Monday, October 30, 2006
Halloween@TFL: The A-Z Of Horror - U To W

One more day to Halloween, Halloween, Halloween!
U is for Underwater!
Death by drowning scares the crap out of me. There's something about the way you are compeletely conscious of slowly using up the oxygen in your blood to the point where you are going to have to take another breath...
The Omen 2 has a death where a man gets chopped in two by the cables of an elevator, but the bit I most remember is the kid under the ice trying to find air while the adults rush helplessly about on the surface.
Das Boot, while not technically a horror movie, still conveys the horrible claustrophobia of being under hundreds of feet of water. The Abyss, equally, managed some very effectively creepy moments involving the isolation of the deep sea before it turned into a space-fairy musical.
Any good Freudian will tell you that the sea, with its vast but unseeable depths, is often a symbol of our subconscious fears, both of something terrible waiting in the darkness for us and of the terrible things we fear are in ourselves. I'll let your draw your own phallic conclusions about the shark in Jaws (or the female symbology of the ocean) but Spielberg used a special camera that sat just on the surface of the sea so the waves would cause the water to lap over it, giving us images of the humans splashing about on top mixed with flashes of the the dark world beneath them. It very viscerally gives the audience the idea that our human world is a fragile thing resting on top of a much more powerful other world in which we are nothing but food. The fashions may have dated, but the scares still bite.

V is for Volume!
Probably the easiest scare tactic in horror movies is the massive blast of noise. Everything is quiet, someone is walking down a corridor and then something jumps out from around the corner and the soundtrack is suddenly filled with every instrument of the orchestra being honked, an entire zoo of angry critters screeching, or a hundred radios hissing. The audience will jump. They can't not jump as it is a visceral, instinctive reaction of the nervous system to go tense at a sudden violent change in circumstance. This makes it a favourite with really bad horror film-makers as it is a guaranteed response. Put the volume over any crap at all and the audience will jump.
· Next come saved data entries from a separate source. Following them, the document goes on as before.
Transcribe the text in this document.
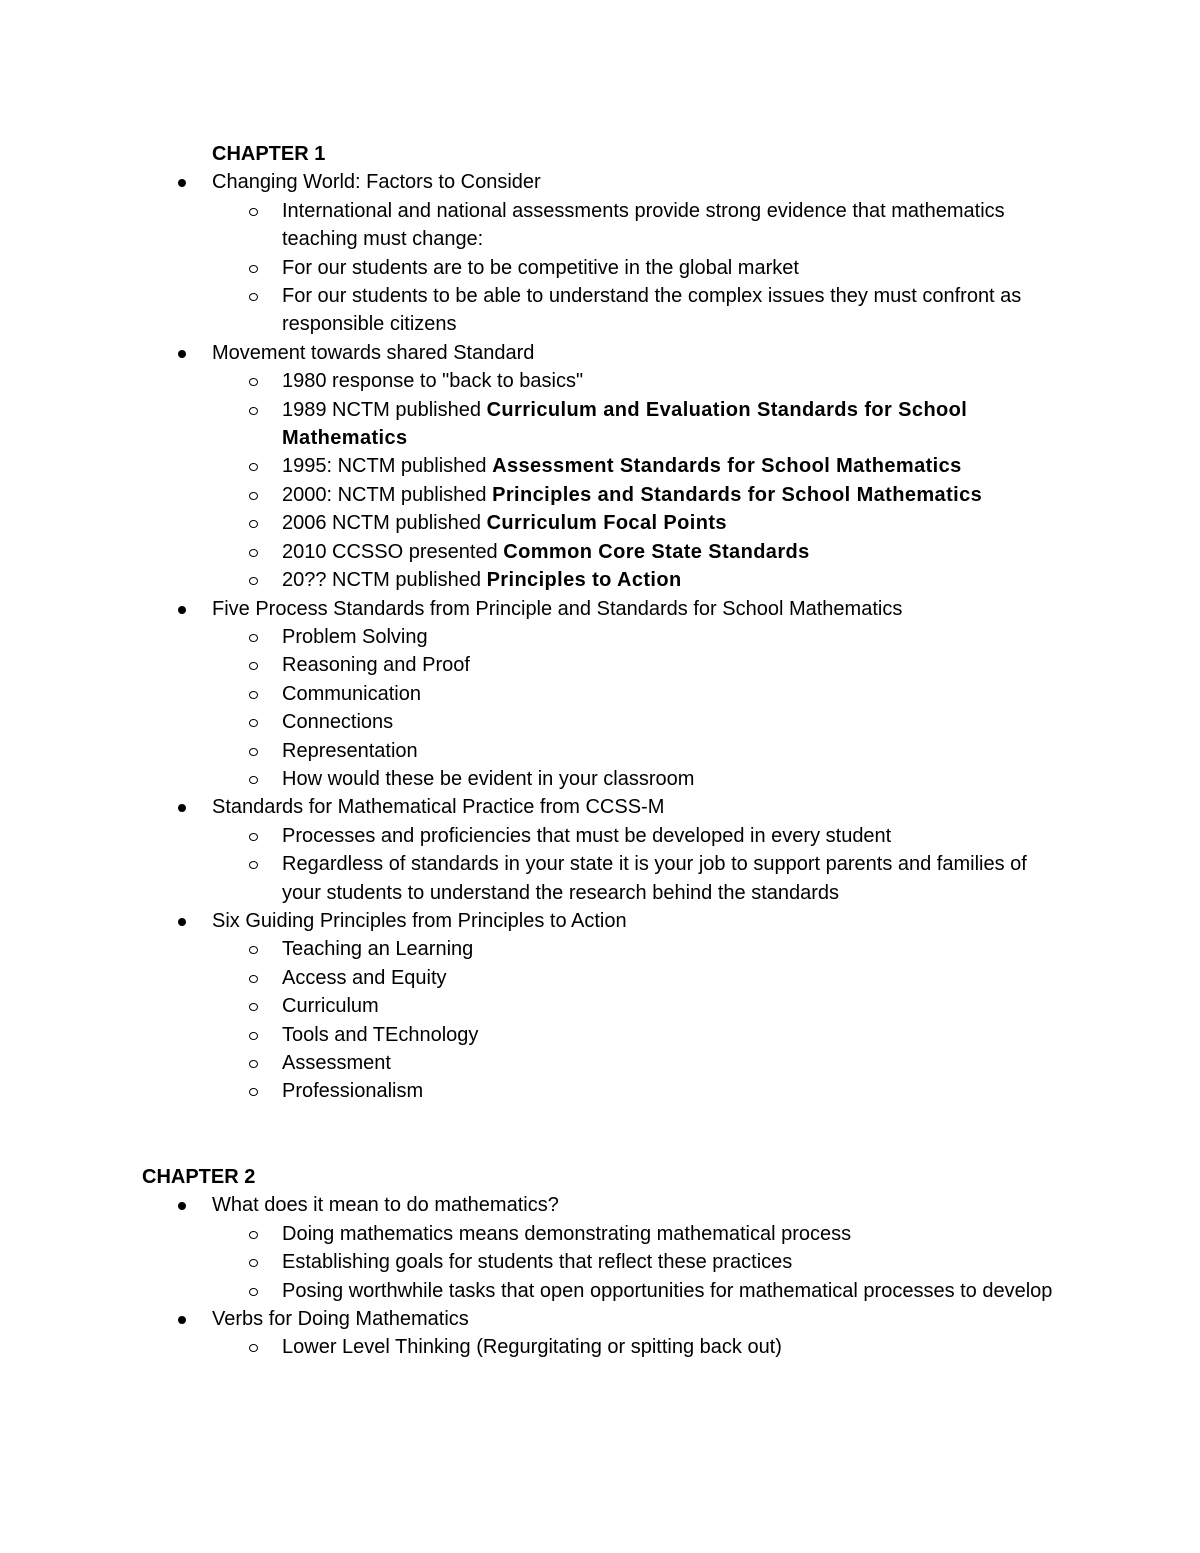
CHAPTER 1
Changing World: Factors to Consider
International and national assessments provide strong evidence that mathematics teaching must change:
For our students are to be competitive in the global market
For our students to be able to understand the complex issues they must confront as responsible citizens
Movement towards shared Standard
1980 response to "back to basics"
1989 NCTM published Curriculum and Evaluation Standards for School Mathematics
1995: NCTM published Assessment Standards for School Mathematics
2000: NCTM published Principles and Standards for School Mathematics
2006 NCTM published Curriculum Focal Points
2010 CCSSO presented Common Core State Standards
20?? NCTM published Principles to Action
Five Process Standards from Principle and Standards for School Mathematics
Problem Solving
Reasoning and Proof
Communication
Connections
Representation
How would these be evident in your classroom
Standards for Mathematical Practice from CCSS-M
Processes and proficiencies that must be developed in every student
Regardless of standards in your state it is your job to support parents and families of your students to understand the research behind the standards
Six Guiding Principles from Principles to Action
Teaching an Learning
Access and Equity
Curriculum
Tools and TEchnology
Assessment
Professionalism
CHAPTER 2
What does it mean to do mathematics?
Doing mathematics means demonstrating mathematical process
Establishing goals for students that reflect these practices
Posing worthwhile tasks that open opportunities for mathematical processes to develop
Verbs for Doing Mathematics
Lower Level Thinking (Regurgitating or spitting back out)
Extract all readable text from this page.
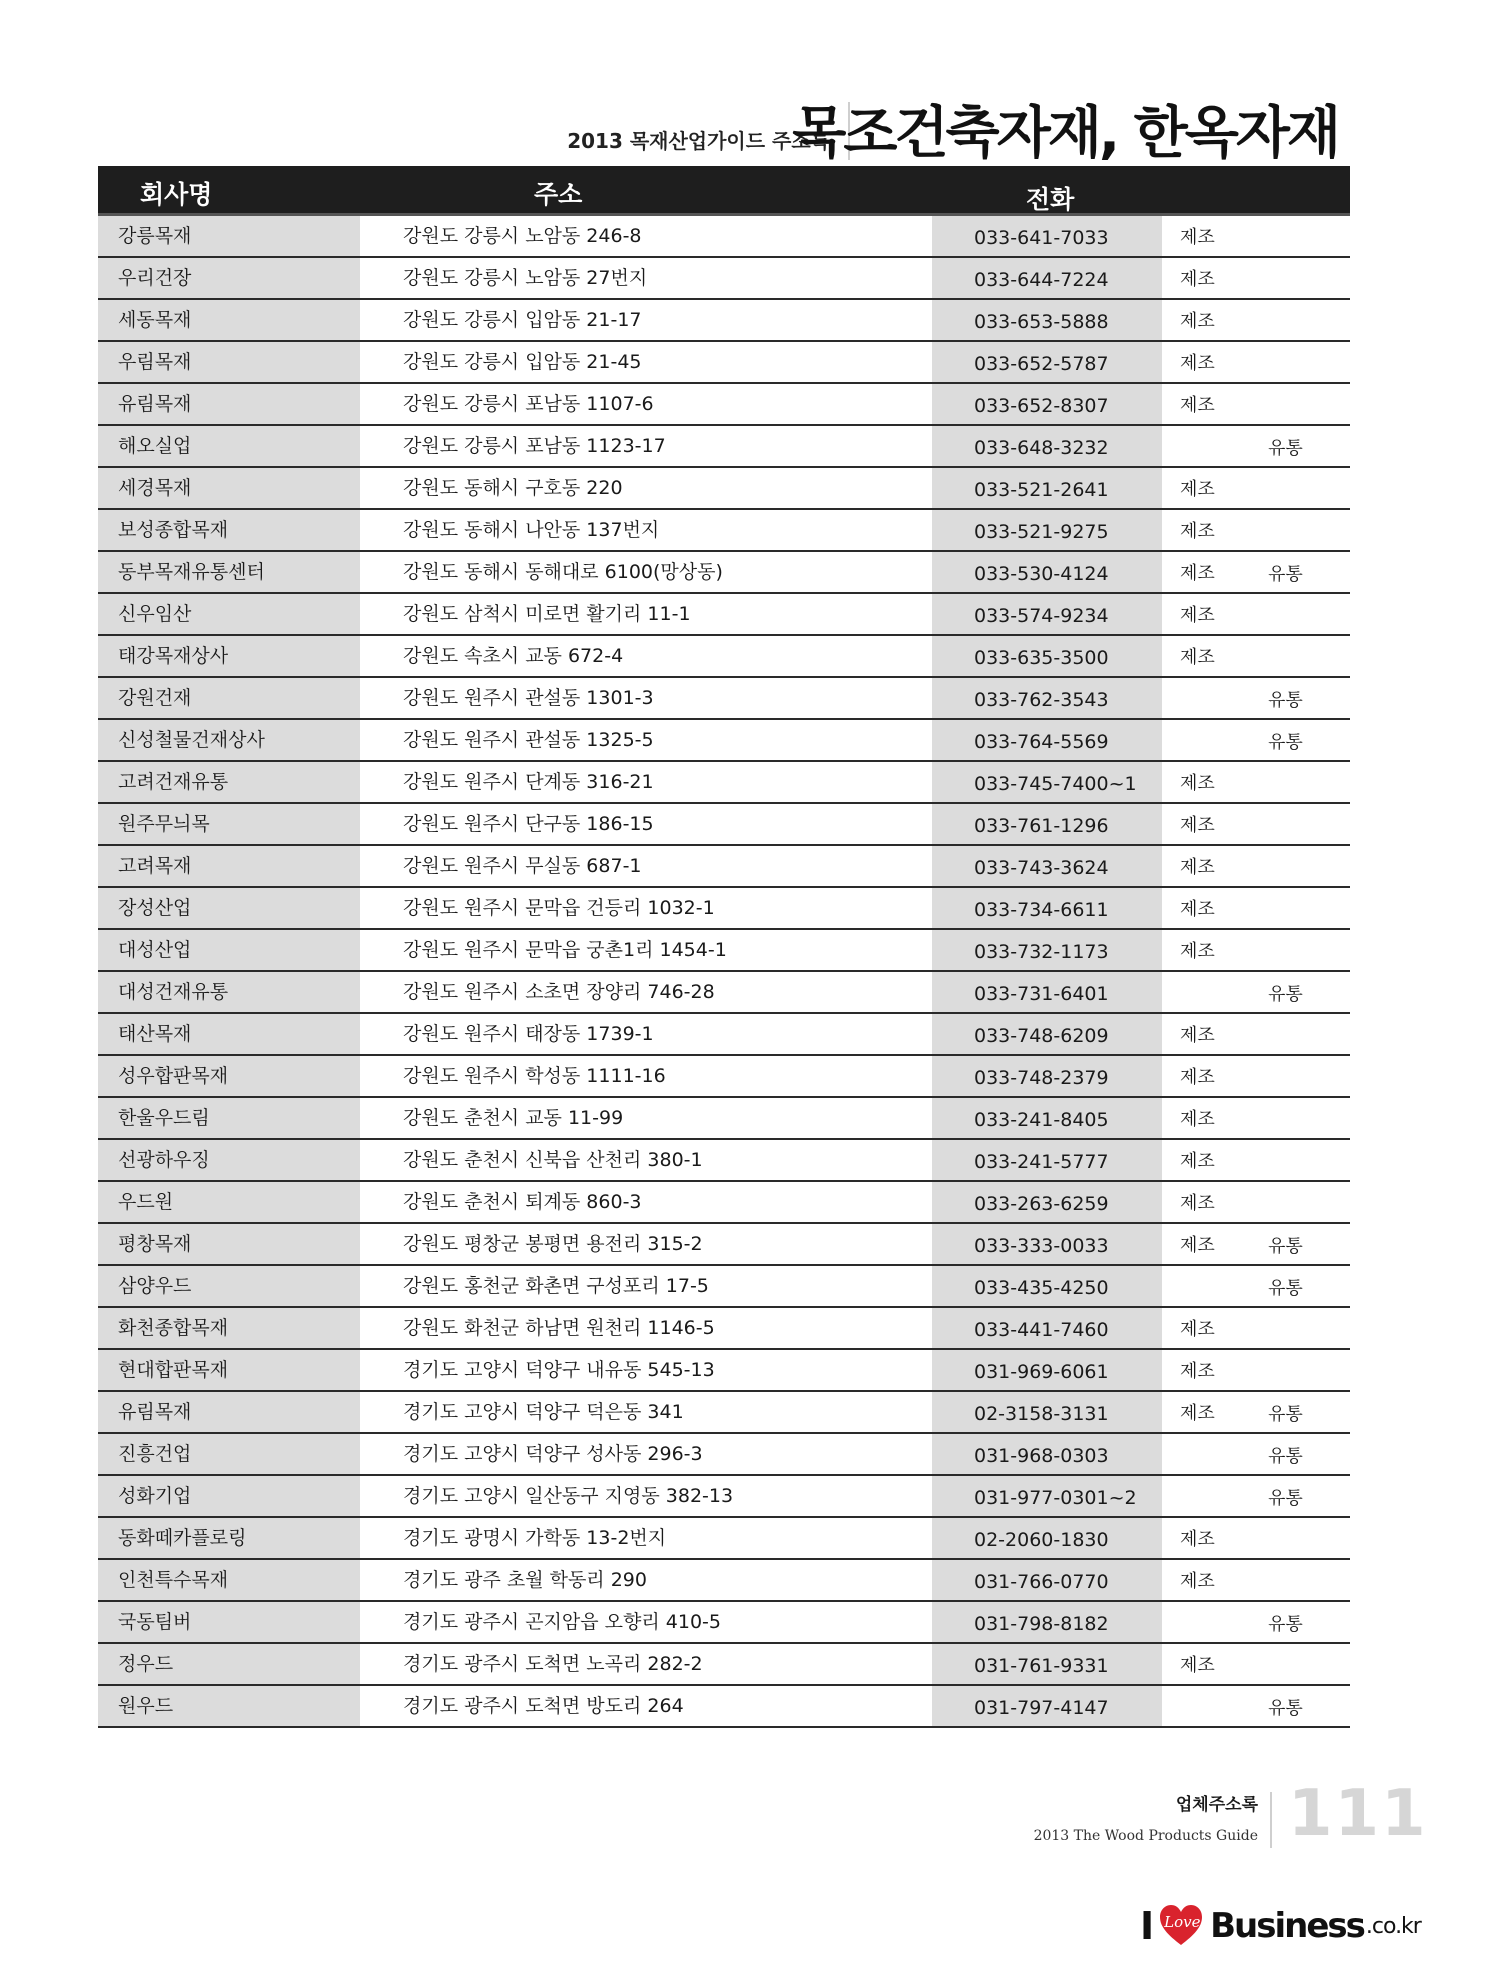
2013 목재산업가이드 주소록
목조건축자재, 한옥자재
회사명	주소	전화
강릉목재	강원도 강릉시 노암동 246-8	033-641-7033	제조
우리건장	강원도 강릉시 노암동 27번지	033-644-7224	제조
세동목재	강원도 강릉시 입암동 21-17	033-653-5888	제조
우림목재	강원도 강릉시 입암동 21-45	033-652-5787	제조
유림목재	강원도 강릉시 포남동 1107-6	033-652-8307	제조
해오실업	강원도 강릉시 포남동 1123-17	033-648-3232	유통
세경목재	강원도 동해시 구호동 220	033-521-2641	제조
보성종합목재	강원도 동해시 나안동 137번지	033-521-9275	제조
동부목재유통센터	강원도 동해시 동해대로 6100(망상동)	033-530-4124	제조	유통
신우임산	강원도 삼척시 미로면 활기리 11-1	033-574-9234	제조
태강목재상사	강원도 속초시 교동 672-4	033-635-3500	제조
강원건재	강원도 원주시 관설동 1301-3	033-762-3543	유통
신성철물건재상사	강원도 원주시 관설동 1325-5	033-764-5569	유통
고려건재유통	강원도 원주시 단계동 316-21	033-745-7400~1	제조
원주무늬목	강원도 원주시 단구동 186-15	033-761-1296	제조
고려목재	강원도 원주시 무실동 687-1	033-743-3624	제조
장성산업	강원도 원주시 문막읍 건등리 1032-1	033-734-6611	제조
대성산업	강원도 원주시 문막읍 궁촌1리 1454-1	033-732-1173	제조
대성건재유통	강원도 원주시 소초면 장양리 746-28	033-731-6401	유통
태산목재	강원도 원주시 태장동 1739-1	033-748-6209	제조
성우합판목재	강원도 원주시 학성동 1111-16	033-748-2379	제조
한울우드림	강원도 춘천시 교동 11-99	033-241-8405	제조
선광하우징	강원도 춘천시 신북읍 산천리 380-1	033-241-5777	제조
우드원	강원도 춘천시 퇴계동 860-3	033-263-6259	제조
평창목재	강원도 평창군 봉평면 용전리 315-2	033-333-0033	제조	유통
삼양우드	강원도 홍천군 화촌면 구성포리 17-5	033-435-4250	유통
화천종합목재	강원도 화천군 하남면 원천리 1146-5	033-441-7460	제조
현대합판목재	경기도 고양시 덕양구 내유동 545-13	031-969-6061	제조
유림목재	경기도 고양시 덕양구 덕은동 341	02-3158-3131	제조	유통
진흥건업	경기도 고양시 덕양구 성사동 296-3	031-968-0303	유통
성화기업	경기도 고양시 일산동구 지영동 382-13	031-977-0301~2	유통
동화떼카플로링	경기도 광명시 가학동 13-2번지	02-2060-1830	제조
인천특수목재	경기도 광주 초월 학동리 290	031-766-0770	제조
국동팀버	경기도 광주시 곤지암읍 오향리 410-5	031-798-8182	유통
정우드	경기도 광주시 도척면 노곡리 282-2	031-761-9331	제조
원우드	경기도 광주시 도척면 방도리 264	031-797-4147	유통
업체주소록
2013 The Wood Products Guide 111
I Love Business .co.kr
Next time you watch a horror movie, count the number of 'noise-scares'. Anything much over three and you'll know you are watching a terrible movie.
Which is not to say it can not be used well. Even purely emotional horror movies like Cronenberg's The Fly use it once or twice. In this film, after Seth Brundle is spliced with the fly, we see the starts of his transformation and then we are told that some time has passed, thus building up an expectation of how bad, horrible and evil he is going to have gotten. Cronenberg holds off the reveal for quite some time, building the tension until, finally, Brundle suddenly emerges from the shadows accompanied by a huge blast of noise...hunched over his walking sticks and looking like a frail old man. This confusion of tone sets up the emotional core of the movie, with the audience having pity for the monster while still being repulsed by it.
Boo!

W is for Womb!
Men are terrified of women, especially their mothers. Horror films are filled with ideas of revulsion concerning reproduction, the gestative period, and births.
Cronenberg's The Brood has evil children killing people, all controlled by an even evil-er mother with an external womb. Cronenberg's unique ability to physicalise fears and our more uncomfortable emotions (this time linked with an acrimonious break-up he had just gone through) gives us an image of 'mother' as malevolent, mutated and unhuman.

Peter Jackson's Brain Dead (aka Dead Alive) has a hero with an dominating, overbearing mother who turns into a vicious inhuman zombie. The film ends with his zombie-mum literally sucking him back into her womb, which he finally manages to escape in a blood-soaked second birth killing the mother for good. It's a comedy.

Other examples of 'things growing inside you' horror include Alien, The really apalling Species 2 and Slither.
Maybe we want our women to be virgins? Maybe we just want mummy to love us? I don't know and until we figure it out we can have plenty more icky wombs to look forwards to in horror moives.